Recombinant Rat Carbonic anhydrase 1 (Ca1) gets expressed in E. coli and covers the full length of the mature protein from amino acids 2 to 261. The product comes with an N-terminal 6xHis-SUMO tag that makes purification and detection more straightforward. SDS-PAGE analysis shows a purity level greater than 90%. Research applications requiring precise protein characterization appear to be the main target for this product.
Carbonic anhydrase 1 (Ca1) catalyzes the reversible hydration of carbon dioxide to bicarbonate and protons. The enzyme seems to play a crucial role in regulating pH and ion balance in tissues. Various physiological processes likely depend on its function. Biochemical researchers find Ca1's activity and regulatory mechanisms particularly interesting since they may provide insights into metabolic pathways and potential therapeutic targets.
Potential Applications
Note: The applications listed below are based on what we know about this protein's biological functions, published research, and experience from experts in the field. However, we haven't fully tested all of these applications ourselves yet. We'd recommend running some preliminary tests first to make sure they work for your specific research goals.
Rat Ca1 is a zinc metalloenzyme that requires precise folding, proper zinc ion coordination, and specific active site formation for its catalytic activity in CO₂ hydration. The E. coli expression system can produce functional carbonic anhydrase when zinc is supplemented, but the large N-terminal 6xHis-SUMO tag (∼15 kDa) may sterically interfere with the protein's active site or oligomerization interfaces. While E. coli can fold some carbonic anhydrases correctly with zinc supplementation, the probability of correct folding with full enzymatic activity requires experimental validation, particularly given the potential tag interference.

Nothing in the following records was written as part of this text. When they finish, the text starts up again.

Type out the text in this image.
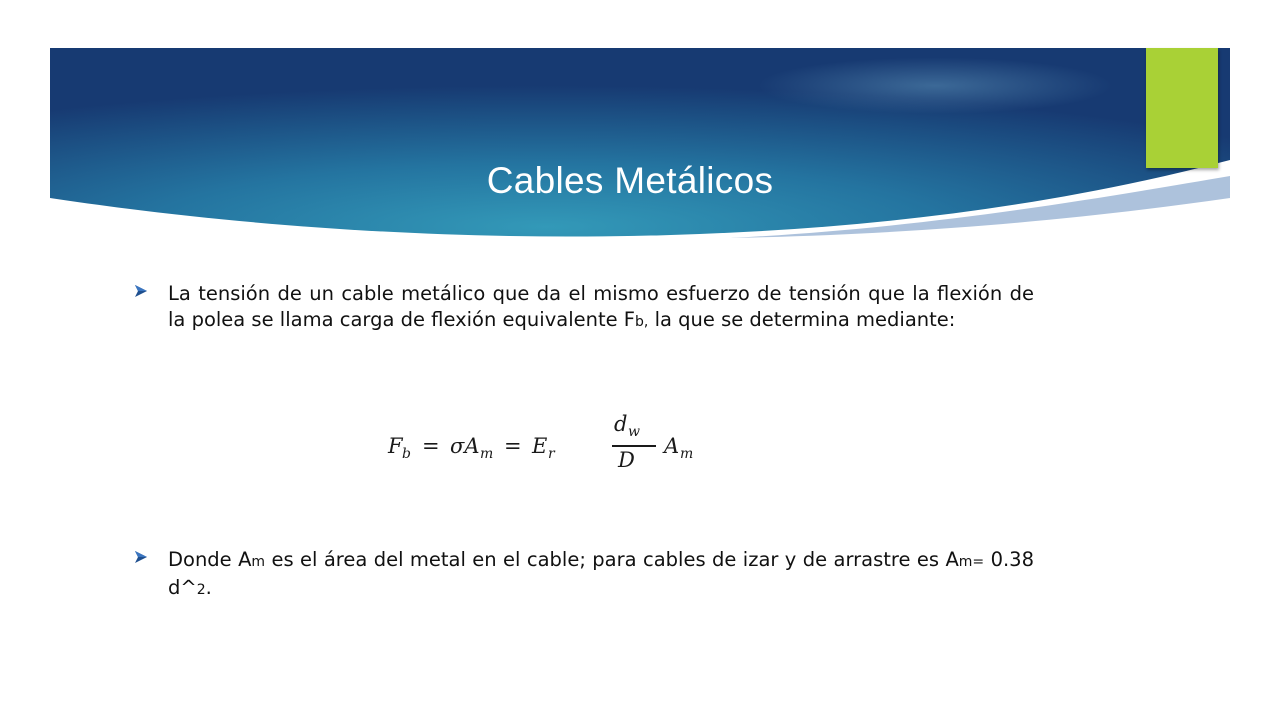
Cables Metálicos
La tensión de un cable metálico que da el mismo esfuerzo de tensión que la flexión de la polea se llama carga de flexión equivalente Fb, la que se determina mediante:
F b = σA m = E r
d w
D
A m
Donde Am es el área del metal en el cable; para cables de izar y de arrastre es Am= 0.38 d^2.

1. Carbonic Anhydrase Enzyme Kinetics and Inhibitor Screening
This application carries a significant risk without functional validation. CA1 enzymatic activity requires precise zinc coordination and active site formation that may be compromised by the large N-terminal tag. If correctly folded and zinc-bound (verified through activity assays), the protein may be suitable for kinetic studies. If misfolded/inactive (unverified), kinetic measurements and inhibitor screening will yield biologically meaningless results. The SUMO tag may sterically block inhibitor access to the active site.
2. Antibody Development and Validation
This application is highly suitable as antibody development relies on antigenic sequence recognition rather than functional enzymatic activity. The full-length mature protein provides comprehensive epitope coverage for generating antibodies against rat CA1. The high purity (>90%) ensures minimal contamination-related issues during immunization protocols.
3. Protein-Protein Interaction Studies
This application requires proper folding validation. CA1 interactions with other proteins require native conformation. If correctly folded (verified), the protein may identify physiological interaction partners. If misfolded/unverified, there is a high risk of non-specific binding or failure to replicate genuine protein interactions. The large SUMO tag may create artificial interaction surfaces.
4. Comparative Species Analysis and Evolutionary Studies
Meaningful comparative studies require native enzyme conformation and functional activity. If correctly folded and active (verified), the protein enables valid evolutionary comparisons of catalytic properties across species. If misfolded/inactive (unverified), comparative analyses would yield misleading evolutionary insights about CA1 function and adaptation.
Final Recommendation & Action Plan
The E. coli expression system can potentially produce functional carbonic anhydrase with zinc supplementation, but the large N-terminal 6xHis-SUMO tag poses a significant risk of interfering with enzymatic activity. Begin with enzymatic activity validation using standard CO₂ hydration assays and zinc content analysis before any functional applications. Applications 2 (antibody development) can proceed immediately. For Applications 1, 3, and 4, first confirm proper folding and catalytic activity. Consider tag removal or using smaller-tag constructs for critical kinetic and interaction studies. Always include zinc supplementation during expression and purification, and validate key findings with tag-free protein when possible.